Don’t hire your friends and family
Unless it’s a joint effort from the beginning, it’s a bad idea to hire your friends and family as employees. The most important quality an employee can have is competence and a dedication to work. Hire someone who is familiar with what you’re doing and find different ways to involve your friends and family that are excited for you and your business to find success. They don’t need to work for you.
Buying used equipment
Especially when you’re first starting, it’s natural to want to save as much money as possible. Buying used equipment can be a risky thing, though. Used equipment isn’t going to last as long as new equipment, and therefore you’re much more likely to have to pay extra for repairs. Buying new equipment also comes with a warranty that will help cover the cost of damages. Used equipment doesn’t come with a warranty.

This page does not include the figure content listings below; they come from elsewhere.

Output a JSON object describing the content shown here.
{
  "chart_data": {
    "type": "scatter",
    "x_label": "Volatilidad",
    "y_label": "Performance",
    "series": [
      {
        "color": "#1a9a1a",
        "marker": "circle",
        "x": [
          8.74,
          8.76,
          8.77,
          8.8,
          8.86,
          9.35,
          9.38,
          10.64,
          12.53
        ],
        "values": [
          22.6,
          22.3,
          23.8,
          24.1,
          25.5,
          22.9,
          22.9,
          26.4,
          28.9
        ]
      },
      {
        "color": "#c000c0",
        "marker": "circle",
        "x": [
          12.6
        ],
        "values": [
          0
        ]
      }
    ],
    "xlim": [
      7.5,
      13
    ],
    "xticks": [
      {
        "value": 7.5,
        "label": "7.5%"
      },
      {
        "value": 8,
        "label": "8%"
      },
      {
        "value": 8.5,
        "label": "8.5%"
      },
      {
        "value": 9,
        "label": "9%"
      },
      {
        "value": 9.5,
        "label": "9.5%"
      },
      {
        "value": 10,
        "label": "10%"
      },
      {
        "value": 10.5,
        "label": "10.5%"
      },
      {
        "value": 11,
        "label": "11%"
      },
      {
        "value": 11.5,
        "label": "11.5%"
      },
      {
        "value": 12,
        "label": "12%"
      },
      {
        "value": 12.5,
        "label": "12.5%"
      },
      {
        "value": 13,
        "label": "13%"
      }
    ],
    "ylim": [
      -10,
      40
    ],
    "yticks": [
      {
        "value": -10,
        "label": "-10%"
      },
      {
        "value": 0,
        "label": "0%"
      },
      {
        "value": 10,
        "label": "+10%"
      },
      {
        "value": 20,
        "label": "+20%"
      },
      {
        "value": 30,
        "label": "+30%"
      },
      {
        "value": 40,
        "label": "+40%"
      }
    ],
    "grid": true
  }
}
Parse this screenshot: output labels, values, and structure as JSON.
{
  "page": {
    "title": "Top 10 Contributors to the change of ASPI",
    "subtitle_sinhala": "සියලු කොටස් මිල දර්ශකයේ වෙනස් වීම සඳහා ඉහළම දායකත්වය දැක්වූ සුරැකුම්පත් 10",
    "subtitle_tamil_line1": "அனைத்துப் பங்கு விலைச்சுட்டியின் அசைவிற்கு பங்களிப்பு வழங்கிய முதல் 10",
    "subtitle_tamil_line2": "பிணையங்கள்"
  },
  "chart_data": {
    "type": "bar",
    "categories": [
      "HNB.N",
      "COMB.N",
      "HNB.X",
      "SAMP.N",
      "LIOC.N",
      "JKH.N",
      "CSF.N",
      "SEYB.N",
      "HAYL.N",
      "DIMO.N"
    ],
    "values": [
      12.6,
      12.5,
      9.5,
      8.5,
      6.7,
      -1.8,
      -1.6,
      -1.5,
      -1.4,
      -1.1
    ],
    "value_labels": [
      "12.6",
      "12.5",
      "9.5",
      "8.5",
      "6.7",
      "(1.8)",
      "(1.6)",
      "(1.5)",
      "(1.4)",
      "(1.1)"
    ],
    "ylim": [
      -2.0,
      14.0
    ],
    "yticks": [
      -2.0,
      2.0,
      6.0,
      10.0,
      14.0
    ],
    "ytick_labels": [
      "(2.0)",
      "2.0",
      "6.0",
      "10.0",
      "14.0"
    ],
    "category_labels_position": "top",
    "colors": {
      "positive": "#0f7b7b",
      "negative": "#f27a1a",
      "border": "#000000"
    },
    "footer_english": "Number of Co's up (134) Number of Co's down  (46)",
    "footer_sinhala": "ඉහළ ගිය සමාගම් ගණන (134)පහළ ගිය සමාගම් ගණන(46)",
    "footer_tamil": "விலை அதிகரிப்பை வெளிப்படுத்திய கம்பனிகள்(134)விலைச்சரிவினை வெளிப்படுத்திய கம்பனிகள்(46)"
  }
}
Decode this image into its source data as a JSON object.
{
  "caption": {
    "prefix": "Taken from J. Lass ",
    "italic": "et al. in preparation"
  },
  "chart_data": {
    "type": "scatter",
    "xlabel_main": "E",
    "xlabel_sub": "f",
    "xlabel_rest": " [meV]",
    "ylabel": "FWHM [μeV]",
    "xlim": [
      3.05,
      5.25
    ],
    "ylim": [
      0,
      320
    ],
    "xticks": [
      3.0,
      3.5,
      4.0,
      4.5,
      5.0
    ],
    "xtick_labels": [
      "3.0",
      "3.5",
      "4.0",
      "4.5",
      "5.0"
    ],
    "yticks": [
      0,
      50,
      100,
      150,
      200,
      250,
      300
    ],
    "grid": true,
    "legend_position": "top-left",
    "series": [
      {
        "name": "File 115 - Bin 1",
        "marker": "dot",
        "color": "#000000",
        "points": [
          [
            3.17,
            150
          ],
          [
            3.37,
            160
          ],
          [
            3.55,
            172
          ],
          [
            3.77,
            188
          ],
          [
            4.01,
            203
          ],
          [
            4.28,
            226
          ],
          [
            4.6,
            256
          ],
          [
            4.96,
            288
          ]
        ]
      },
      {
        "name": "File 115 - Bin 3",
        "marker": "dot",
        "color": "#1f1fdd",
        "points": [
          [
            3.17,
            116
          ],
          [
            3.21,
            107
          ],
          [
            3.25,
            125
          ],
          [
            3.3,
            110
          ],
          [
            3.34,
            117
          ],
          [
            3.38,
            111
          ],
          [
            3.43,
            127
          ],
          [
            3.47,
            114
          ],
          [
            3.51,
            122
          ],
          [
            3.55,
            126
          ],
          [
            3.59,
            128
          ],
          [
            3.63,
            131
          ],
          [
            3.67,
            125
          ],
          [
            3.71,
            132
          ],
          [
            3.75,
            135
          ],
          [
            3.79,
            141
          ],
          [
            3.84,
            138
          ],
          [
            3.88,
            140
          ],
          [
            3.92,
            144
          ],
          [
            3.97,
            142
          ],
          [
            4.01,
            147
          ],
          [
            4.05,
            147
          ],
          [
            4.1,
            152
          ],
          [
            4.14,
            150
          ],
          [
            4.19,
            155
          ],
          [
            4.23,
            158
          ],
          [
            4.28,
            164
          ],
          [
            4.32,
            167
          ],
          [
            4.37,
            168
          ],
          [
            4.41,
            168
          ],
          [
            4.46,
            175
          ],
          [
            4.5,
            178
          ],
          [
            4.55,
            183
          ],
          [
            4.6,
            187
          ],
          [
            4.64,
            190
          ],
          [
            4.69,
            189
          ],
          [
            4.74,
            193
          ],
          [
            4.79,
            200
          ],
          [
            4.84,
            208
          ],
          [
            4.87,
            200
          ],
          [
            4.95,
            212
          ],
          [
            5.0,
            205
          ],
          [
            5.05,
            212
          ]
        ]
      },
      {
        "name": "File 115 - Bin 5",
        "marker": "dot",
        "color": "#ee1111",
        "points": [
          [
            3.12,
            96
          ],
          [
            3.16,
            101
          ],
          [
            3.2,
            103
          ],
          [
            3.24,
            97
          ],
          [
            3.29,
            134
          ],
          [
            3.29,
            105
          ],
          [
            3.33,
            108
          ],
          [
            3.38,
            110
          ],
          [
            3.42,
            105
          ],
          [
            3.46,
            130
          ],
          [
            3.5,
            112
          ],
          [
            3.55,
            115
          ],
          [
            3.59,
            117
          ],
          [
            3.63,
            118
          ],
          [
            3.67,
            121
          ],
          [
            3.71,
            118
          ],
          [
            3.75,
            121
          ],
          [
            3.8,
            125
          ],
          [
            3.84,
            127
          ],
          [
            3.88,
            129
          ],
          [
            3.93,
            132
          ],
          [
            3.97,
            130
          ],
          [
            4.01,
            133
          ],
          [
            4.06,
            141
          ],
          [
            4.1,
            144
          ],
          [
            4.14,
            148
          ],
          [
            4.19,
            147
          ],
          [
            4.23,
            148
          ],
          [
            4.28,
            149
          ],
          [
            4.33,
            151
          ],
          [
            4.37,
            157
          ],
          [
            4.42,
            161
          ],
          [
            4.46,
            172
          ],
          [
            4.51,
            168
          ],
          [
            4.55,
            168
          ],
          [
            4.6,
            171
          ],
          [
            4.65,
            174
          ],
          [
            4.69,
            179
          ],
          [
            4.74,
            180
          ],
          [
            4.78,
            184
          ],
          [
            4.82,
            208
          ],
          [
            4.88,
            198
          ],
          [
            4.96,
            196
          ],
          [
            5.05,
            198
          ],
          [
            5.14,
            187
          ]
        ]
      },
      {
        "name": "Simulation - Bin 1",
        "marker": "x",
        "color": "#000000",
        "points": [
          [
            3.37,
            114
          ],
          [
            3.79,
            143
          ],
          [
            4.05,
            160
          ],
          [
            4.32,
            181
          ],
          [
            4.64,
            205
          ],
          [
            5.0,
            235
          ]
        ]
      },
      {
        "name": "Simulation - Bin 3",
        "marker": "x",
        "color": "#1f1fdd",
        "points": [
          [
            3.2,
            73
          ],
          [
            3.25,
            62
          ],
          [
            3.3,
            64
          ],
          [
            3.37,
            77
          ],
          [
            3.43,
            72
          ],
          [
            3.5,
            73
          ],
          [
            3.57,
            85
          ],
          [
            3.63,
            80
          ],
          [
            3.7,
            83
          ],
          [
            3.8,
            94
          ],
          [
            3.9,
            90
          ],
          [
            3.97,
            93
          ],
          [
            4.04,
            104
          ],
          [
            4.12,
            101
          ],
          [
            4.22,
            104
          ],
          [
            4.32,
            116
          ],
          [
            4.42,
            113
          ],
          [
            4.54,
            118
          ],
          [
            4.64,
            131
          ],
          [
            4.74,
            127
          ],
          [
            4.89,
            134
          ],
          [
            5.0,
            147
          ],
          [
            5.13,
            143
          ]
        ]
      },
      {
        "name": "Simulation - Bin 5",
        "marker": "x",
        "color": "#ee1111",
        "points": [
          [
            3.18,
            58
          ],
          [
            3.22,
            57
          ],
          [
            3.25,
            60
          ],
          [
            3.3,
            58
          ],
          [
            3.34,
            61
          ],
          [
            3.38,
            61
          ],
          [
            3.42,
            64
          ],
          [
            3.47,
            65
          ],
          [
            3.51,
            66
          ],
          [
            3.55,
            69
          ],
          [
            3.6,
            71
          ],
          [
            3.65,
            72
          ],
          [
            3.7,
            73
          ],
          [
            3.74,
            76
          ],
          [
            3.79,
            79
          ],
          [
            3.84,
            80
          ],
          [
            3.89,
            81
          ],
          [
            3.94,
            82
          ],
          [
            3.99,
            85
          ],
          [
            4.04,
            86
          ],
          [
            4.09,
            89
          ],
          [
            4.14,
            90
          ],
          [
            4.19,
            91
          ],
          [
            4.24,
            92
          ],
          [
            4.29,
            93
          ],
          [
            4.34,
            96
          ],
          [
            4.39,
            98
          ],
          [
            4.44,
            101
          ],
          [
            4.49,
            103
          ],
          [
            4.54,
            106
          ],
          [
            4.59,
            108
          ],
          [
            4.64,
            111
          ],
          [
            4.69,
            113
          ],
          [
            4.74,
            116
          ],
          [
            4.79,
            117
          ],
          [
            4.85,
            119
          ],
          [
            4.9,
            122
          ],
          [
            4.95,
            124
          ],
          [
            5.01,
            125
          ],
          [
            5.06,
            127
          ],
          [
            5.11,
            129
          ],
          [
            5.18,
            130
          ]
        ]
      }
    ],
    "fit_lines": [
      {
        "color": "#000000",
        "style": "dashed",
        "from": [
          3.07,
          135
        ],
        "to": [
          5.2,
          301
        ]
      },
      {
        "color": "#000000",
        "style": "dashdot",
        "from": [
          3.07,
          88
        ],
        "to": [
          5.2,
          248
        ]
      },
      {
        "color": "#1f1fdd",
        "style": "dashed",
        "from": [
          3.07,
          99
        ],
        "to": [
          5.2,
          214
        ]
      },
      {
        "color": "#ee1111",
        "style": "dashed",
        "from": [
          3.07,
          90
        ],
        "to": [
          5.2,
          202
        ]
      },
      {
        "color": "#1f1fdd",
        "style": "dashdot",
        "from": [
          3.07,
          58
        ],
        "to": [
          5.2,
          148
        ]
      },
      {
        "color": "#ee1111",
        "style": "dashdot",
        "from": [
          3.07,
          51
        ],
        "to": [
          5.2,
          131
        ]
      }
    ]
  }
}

Not spending very much on rent
Keeping your overhead low is important. But if you’re in a workspace that doesn’t meet your needs to try and cut costs, your business will suffer. Don’t compromise on something like that.
Not investing in professional help
You’re an expert in your business, so let someone else be the expert in their own field. If you have no idea what you’re doing when it comes to contracting, payroll, or marketing, then hire someone who knows what they’re doing. You’ll end up saving money, because you won’t be wasting money on failed attempts before you crack and invest in professional help.